HJRES90-119

In Committee

Providing for congressional disapproval under chapter 8 of title 5, United States Code, of the rule submitted by the Commodity Futures Trading Commission relating to "Commission Guidance Regarding the Listing of Voluntary Carbon Credit Derivative Contracts".

119th Congress Introduced Apr 3, 2025

Summary

What This Bill Does

H.J.Res.90 is a Congressional Review Act disapproval resolution. It targets the Commodity Futures Trading Commission rule relating to guidance on listing voluntary carbon credit derivative contracts and provides that the rule shall have no force or effect. The targeted guidance addresses CFTC expectations for voluntary carbon credit derivative contracts listed on derivatives exchanges. The practical result is not a new replacement rule; it is a congressional veto of the agency action, which can also restrict the agency from issuing a substantially similar rule without new statutory authority.

Who Benefits and How

Carbon credit derivatives exchanges benefit because disapproval would remove or prevent the regulatory obligations created by the rule. Members of Congress opposing the rule benefit because the CRA provides a direct vehicle to nullify the agency action. Regulated parties benefit from clearer congressional opposition to the rule and less near-term implementation risk. Carbon project developers benefit if disapproval avoids exchange-listing expectations tied to credit quality and delivery integrity.

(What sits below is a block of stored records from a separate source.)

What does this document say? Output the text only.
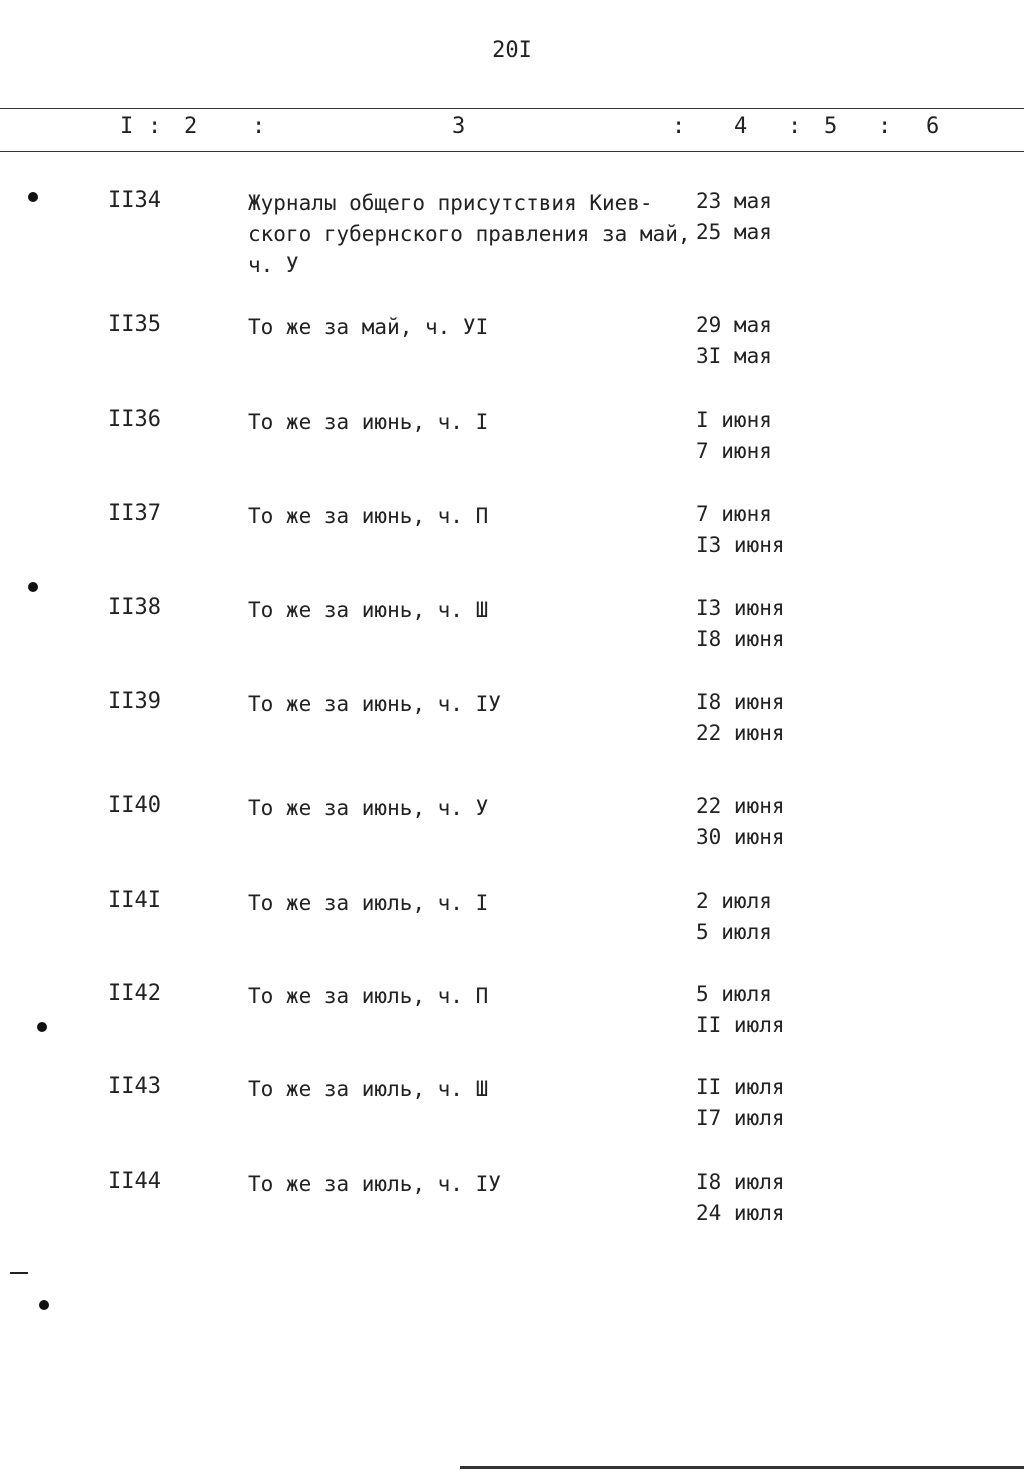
20I
I : 2 :	3	: 4 : 5 : 6
II34	Журналы общего присутствия Киев-
ского губернского правления за май,
ч. У
23 мая
25 мая
II35	То же за май, ч. УI	29 мая
3I мая
II36	То же за июнь, ч. I	I июня
7 июня
II37	То же за июнь, ч. П	7 июня
I3 июня
II38	То же за июнь, ч. Ш	I3 июня
I8 июня
II39	То же за июнь, ч. IУ	I8 июня
22 июня
II40	То же за июнь, ч. У	22 июня
30 июня
II4I	То же за июль, ч. I	2 июля
5 июля
II42	То же за июль, ч. П	5 июля
II июля
II43	То же за июль, ч. Ш	II июля
I7 июля
II44	То же за июль, ч. IУ	I8 июля
24 июля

Who Bears the Burden and How

Commodity Futures Trading Commission rulemaking staff must respond to congressional disapproval and may be constrained from issuing a substantially similar rule. Voluntary carbon market buyers bear the burden if protections, standards, or program changes in the rule are blocked. Congressional oversight committees must handle the policy consequences of removing the rule without passing a replacement. Climate disclosure investors may lose federal market-integrity guidance for carbon credit derivatives.

Key Provisions

  • Provides congressional disapproval of the Commodity Futures Trading Commission rule relating to guidance on listing voluntary carbon credit derivative contracts.
  • Blocks the rule by declaring that it shall have no force or effect.
  • Uses the Congressional Review Act rather than ordinary notice-and-comment rulemaking.
  • Restricts the agency's ability to issue a substantially similar rule unless Congress authorizes it.

Evidence Chain:

This summary is generated from the full bill text using AI analysis. Expand "Detailed Analysis" below for identified beneficiaries/burden bearers.

At a Glance

What This Bill Does

Uses the Congressional Review Act to disapprove the Commodity Futures Trading Commission rule relating to guidance on listing voluntary carbon credit derivative contracts, causing that rule to have no force or effect.

Key Policy Areas

Administrative Law, Congressional Review Act

Primary Purpose

Uses the Congressional Review Act to disapprove the Commodity Futures Trading Commission rule relating to guidance on listing voluntary carbon credit derivative contracts, causing that rule to have no force or effect.

Policy Domains

Administrative Law Congressional Review Act

Resolution provisions

Identified Gains
Contextual inference, no direct clause citation
  • Carbon credit derivatives exchanges
  • Members of Congress opposing the rule
  • Regulated parties
  • Congressional oversight committees
Model: codex-gpt-5 | Version: bill_summary_v2 | Source: ih

Contextual inference, no direct clause citation

Identified Costs
Contextual inference, no direct clause citation
  • Commodity Futures Trading Commission rulemaking staff
  • Voluntary carbon market buyers
  • Congressional oversight committees
  • Program administrators
Model: codex-gpt-5 | Version: bill_summary_v2 | Source: ih

Contextual inference, no direct clause citation

Legislative Progress

In Committee
Introduced Committee Passed
Apr 18, 2025

Referred to the Subcommittee on Commodity Markets, Digital Assets, and …

Apr 3, 2025

Referred to the House Committee on Agriculture.

Apr 3, 2025

Introduced in House

Stakeholder Effects

cui bono?

How this legislation distributes effects. Mention counts reflect frequency, not effect magnitude.

Environment
2 mentions across 1 clause
+1 positive -1 negative

Carbon project developers, Voluntary carbon market buyers

Positive-direction: Carbon project developers

Negative-direction: Voluntary carbon market buyers

Financial Services
1 mention across 1 clause
+1 positive

Carbon credit derivatives exchanges

Government
1 mention across 1 clause
-1 negative

CFTC market oversight staff

1/1
sections analyzed
Full impact breakdown

Bill Structure & Actor Mappings

Who is "The Secretary" in each section?

Domains
Administrative Law Congressional Review Act

We use a combination of our own taxonomy and classification in addition to large language models to assess meaning and potential beneficiaries. High confidence means strong textual evidence. Always verify with the original bill text.